One of the key things that's still time to value, how we're shrinking the window of how we can really truly deliver business value in a meaningful way to the client. So in the past, we would deploy a system and say, "okay great here it is, it's up and running." And then the client would be like, "Okay now what? Yeah that's great, it's running. It's perfect, but it's not doing anything for me because it's not integrated." So that's the key, getting the application integrations up and running and showing them you can do this very quickly. You can leverage your investment in the core product and now it's spread out to the rest of your enterprise and you can use this effectively to bring true value to all of your end users. 
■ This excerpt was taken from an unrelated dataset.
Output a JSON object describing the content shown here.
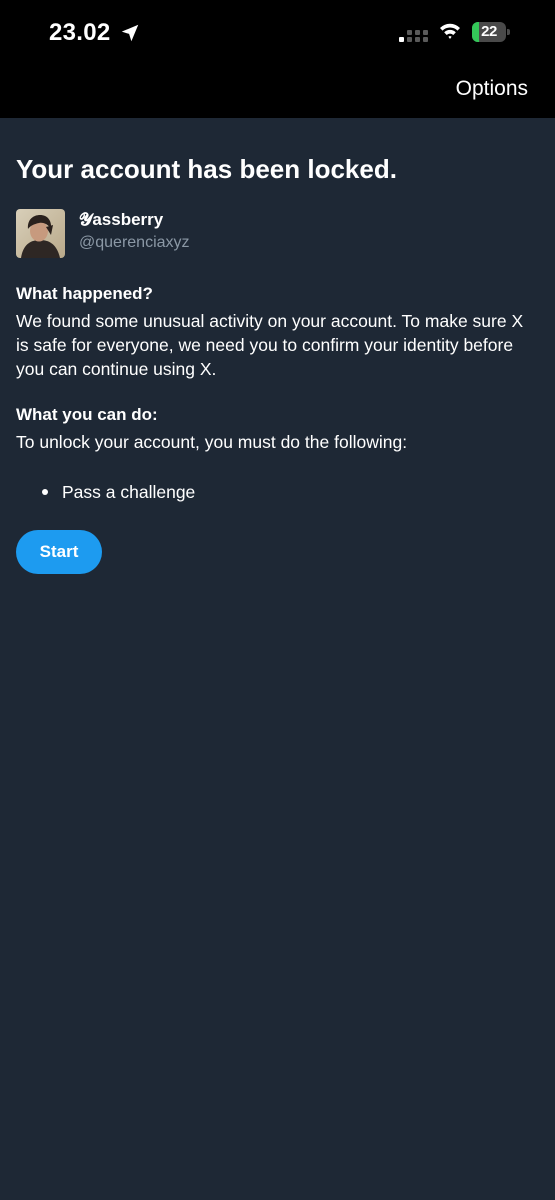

In the past with internal user experience, usually the drivers were compliance, security, etc. And now I think we're really seeing the shift on the consumer side that's really driving the true rush, the time to value. Especially in like the products in hospitality areas, if you can't keep up and actually deliver that new web app for your, let's say your mobile check-in experience, or your loyalty program, you're going to start to lose market share very quickly cause there are other companies out there that are doing it very quickly, rolling it out very fast, and people are fickle. Especially on mobile. If they don't like something, they will go find something else that they do like very quickly. So if your app isn't what they expect, they won't use it. Especially if they log in and have a painful registration process, if it's not remembering my profile information, I have to do things over and over each time I come in, they're just not gonna put up with it anymore.

So that's what I've got for today and I appreciate everybody coming to listen and if anybody has questions, please let me know.